'Bu vahşettir dehşettir!'
Gece kulübüne kim saldırır? IŞİD veya benzerî bir örgüt... Ama PKK da olabilir... Ya "FETÖ"? Üzerinde durmak gerekir. Eğer "FETÖ" bağlantısı çıkarsa, "darbe" vetiresi yeni bir merhaleye geçmiştir!
Kimin en çok canı yanıyor, kim sürekli eylemde ise onları dikkate almalıyız.
Belki ilk defa adını büyük bir eylemle duyurmak isteyen yeni bir örgüttür.
Yılbaşı kutlamalarını Hristiyanî bir gelenek olarak görenlerin aşırı aksülamelinden etkilenen bir "kafası bozuk" da ferdî olarak bir harekete girişmiştir.
Şüphe ağırlığı IŞİD'de... Bu yazı yayınlanana kadar saldıran/saldıranlar ortaya çıkabilir.
Türkiye'de yılbaşı bir çelişkidir... Yeni yıla giriliyor ama takvim İslâmî görülmez. Hz. İsa'nın doğumu kutlanıyor, denir. Musevîlerin (Yahudilerin) Hz. Musa'sı, Hristiyanların Hs. İsa'sı da hak peygamber. Müslümanlar hürmetle anarlar. Ama tamamlayıcı din İslâmdır.
Dün gece saldırıya uğrayan Reina adlı kulüp magazin basınında adı sık geçen bir eğlence merkezi... Belli bir kesim orada eğlenmeyi bir prestij olarak görür. İçeri gireceklerin kılık-kıyafetine bile dikkat edildiğinden bahsedilir.
Yılbaşı... Adı üstünde yeni bir yıla giriliyor. Bir dinî mesele değildir. Mekke'nin Fethi de aynı gece... Bazı "İslâmcı" kuruluşlar yılbaşı kutlamalarını bastırmak için Mekke'nin Hz. Peygamber'in liderliğinde "müşrikler"den alınışı öne çıkarmak isterler.
Reina'da, kocasıyla birlikte saldırıya maruz kalan bir kadının şu sözlerine dikkat edin:
"Saate en son baktığımda 01.30 sıralarıydı. Ayıldığımda annemi aradım. 'Bizi vurdular, eşim öldü' dedim. Hiç konuşmuyordu. Sonra Özel Harekât Polisleri girdi içeri. O sırada telefon açıyorum. Çünkü yapacak hiçbir şey yok. Allahıma sığındım. İnsanlar üstümüze basarak geçtiler."

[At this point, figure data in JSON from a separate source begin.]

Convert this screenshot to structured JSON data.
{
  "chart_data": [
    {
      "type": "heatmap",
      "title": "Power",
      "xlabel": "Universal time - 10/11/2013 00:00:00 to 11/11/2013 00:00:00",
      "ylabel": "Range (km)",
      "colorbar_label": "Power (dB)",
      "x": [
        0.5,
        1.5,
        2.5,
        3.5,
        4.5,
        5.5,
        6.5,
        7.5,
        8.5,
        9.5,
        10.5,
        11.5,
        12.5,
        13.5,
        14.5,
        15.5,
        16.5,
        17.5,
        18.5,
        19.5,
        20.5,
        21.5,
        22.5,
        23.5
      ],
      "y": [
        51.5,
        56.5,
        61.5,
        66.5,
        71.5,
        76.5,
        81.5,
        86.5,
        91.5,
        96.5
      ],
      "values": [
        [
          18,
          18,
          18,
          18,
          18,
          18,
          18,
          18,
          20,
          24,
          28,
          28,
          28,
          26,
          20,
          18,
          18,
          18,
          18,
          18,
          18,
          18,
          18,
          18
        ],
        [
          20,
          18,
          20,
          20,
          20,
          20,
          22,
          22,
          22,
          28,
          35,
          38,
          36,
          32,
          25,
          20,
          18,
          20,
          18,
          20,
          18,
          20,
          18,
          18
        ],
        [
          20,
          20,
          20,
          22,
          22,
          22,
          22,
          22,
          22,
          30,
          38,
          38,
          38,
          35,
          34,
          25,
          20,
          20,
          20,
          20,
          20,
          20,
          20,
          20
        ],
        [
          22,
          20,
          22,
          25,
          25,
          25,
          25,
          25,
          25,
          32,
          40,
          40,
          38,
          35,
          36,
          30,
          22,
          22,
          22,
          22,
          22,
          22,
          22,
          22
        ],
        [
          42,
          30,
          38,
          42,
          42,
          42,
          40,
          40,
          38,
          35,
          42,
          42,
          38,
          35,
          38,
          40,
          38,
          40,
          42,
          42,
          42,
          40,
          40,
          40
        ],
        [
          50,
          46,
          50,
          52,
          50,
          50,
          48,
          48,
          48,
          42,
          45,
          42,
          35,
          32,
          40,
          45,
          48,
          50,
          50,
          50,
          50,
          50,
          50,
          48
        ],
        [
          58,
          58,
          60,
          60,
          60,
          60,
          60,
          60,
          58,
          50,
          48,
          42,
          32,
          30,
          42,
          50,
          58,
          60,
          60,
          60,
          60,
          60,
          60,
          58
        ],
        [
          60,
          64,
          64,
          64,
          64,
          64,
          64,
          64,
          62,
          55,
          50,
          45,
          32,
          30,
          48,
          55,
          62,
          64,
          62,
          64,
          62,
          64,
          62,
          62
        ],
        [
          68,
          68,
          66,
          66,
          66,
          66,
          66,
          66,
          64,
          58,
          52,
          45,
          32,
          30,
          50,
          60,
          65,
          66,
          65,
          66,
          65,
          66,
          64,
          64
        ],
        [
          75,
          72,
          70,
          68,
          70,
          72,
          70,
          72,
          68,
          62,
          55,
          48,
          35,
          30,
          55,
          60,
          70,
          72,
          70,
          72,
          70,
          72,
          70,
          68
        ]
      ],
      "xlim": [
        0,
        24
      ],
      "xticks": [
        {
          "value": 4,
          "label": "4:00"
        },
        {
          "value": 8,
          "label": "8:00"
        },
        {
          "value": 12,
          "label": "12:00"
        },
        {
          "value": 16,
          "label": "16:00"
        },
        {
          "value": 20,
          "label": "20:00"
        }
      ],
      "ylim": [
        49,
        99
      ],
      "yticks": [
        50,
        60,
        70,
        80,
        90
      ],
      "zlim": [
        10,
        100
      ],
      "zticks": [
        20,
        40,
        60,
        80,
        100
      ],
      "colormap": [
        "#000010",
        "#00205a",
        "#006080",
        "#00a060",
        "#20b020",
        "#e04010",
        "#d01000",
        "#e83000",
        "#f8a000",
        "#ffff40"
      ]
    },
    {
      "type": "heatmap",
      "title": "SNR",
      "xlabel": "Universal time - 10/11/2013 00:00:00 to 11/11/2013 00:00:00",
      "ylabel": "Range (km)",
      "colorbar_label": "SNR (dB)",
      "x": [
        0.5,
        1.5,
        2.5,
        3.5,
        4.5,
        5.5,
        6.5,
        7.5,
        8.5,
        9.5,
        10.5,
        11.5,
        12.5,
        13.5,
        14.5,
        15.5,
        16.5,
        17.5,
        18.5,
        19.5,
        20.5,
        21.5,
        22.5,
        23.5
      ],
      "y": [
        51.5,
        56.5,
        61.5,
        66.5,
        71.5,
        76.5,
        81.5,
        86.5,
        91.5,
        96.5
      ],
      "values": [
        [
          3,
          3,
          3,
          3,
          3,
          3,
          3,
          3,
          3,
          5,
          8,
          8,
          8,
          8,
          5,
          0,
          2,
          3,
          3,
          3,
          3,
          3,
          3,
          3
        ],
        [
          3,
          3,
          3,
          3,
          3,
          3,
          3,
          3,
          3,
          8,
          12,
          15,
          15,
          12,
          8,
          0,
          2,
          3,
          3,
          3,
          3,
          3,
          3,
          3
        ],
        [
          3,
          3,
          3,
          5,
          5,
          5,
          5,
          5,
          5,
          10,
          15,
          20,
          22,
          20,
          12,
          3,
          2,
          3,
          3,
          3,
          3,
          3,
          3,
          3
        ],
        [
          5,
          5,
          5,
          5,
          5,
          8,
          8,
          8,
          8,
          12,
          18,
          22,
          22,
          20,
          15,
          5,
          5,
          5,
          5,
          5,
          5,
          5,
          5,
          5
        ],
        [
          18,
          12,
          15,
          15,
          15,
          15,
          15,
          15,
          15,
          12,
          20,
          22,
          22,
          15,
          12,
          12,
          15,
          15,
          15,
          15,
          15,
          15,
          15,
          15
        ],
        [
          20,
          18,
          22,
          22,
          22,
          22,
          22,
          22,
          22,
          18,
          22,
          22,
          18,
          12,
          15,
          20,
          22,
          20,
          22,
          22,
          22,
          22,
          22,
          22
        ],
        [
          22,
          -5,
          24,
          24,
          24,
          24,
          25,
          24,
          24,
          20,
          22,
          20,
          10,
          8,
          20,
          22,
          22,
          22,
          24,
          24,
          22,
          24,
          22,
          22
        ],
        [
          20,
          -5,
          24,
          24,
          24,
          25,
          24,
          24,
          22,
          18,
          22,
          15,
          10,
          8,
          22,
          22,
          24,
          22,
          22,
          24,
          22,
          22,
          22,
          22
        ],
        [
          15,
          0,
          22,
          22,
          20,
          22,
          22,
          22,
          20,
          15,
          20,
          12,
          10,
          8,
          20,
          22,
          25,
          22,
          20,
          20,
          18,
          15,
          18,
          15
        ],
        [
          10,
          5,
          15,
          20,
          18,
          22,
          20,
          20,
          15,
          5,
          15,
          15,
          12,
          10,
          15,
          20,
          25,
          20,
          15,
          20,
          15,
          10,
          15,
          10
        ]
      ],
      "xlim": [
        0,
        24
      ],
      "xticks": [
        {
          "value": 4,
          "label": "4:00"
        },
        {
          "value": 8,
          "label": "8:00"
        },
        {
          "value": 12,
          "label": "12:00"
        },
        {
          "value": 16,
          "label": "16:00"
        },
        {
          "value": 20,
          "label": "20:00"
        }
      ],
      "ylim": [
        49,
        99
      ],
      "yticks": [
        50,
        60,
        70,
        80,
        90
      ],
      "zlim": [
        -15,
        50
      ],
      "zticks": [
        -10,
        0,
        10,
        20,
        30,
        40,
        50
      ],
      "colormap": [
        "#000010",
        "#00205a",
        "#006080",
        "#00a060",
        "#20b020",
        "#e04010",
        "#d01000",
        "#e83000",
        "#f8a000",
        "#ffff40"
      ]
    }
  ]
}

Kadın "Allahıma sığındım." diyor. Orada çok insanın saldırı anında kelime-i şahadet getirmediğini söyleyebilir miyiz? Kimse kimsenin imanını; gittiği mekâna, içtiklerine, yediklerine bakarak tartamaz. Kişinin vereceği hesap yeri bellidir.
Kadının şu cümlesi de bir hakikatin altını çiziyor:
"Her gün televizyonda izliyoruz biz bunları ama başına gelince gerçekten çok kötü bir şeymiş. Nasıl yaşayacağız biz bu ülkede? Bombalar patlayacak, silâhlar patlayacak."
O hanımın dediği gibi, nasıl yaşayacağız bu ülkede? Biz "sultanlık-diktatörlük" kurmak için rejim değiştirirken; birileri, rejim değişikliğine karşı çıkan en az yüzde 50'lik tarafı, ne hâlleri varsan görsünler, öyle de batıyoruz, böyle de batıyoruz noktasına getirmek için eylem üzerine eylem koyuyorlardır!
Diyanet İşleri Başkanı Prof. Dr. Mehmet Görmez, inisiyatif mi kullandı, yoksa Saray'dan bir "rica" mı geldi, bilmiyorum, "böyle bir gecede" saldırıyı "şiddetle" kınadı:
M. Görmez, "Bu bir vahşettir, dehşettir, cinayettir ve katliamdır. Bu insanlık dışı katliamın bir pazarda ve bir mabette yapılmasıyla eğlence yerinde yapılmasının herhangi bir farkı yoktur." diyor.
M. Görmez, inşallah camileri de zapt ü rapta alır. Cumalarda, imamlar hutbe konusunun dışına çıkıyorlar, esip gürlüyorlar, karda kışta hutbeyi uzattıkça uzatıyorlar. Bu yüzden cumayı kılmadan giden insanlar olduğunu biliyorum.
Dini başka türlü anlatanların, kendilerinden "İslâm" icat edenlerin nelere yol açtıkları işte meydanda!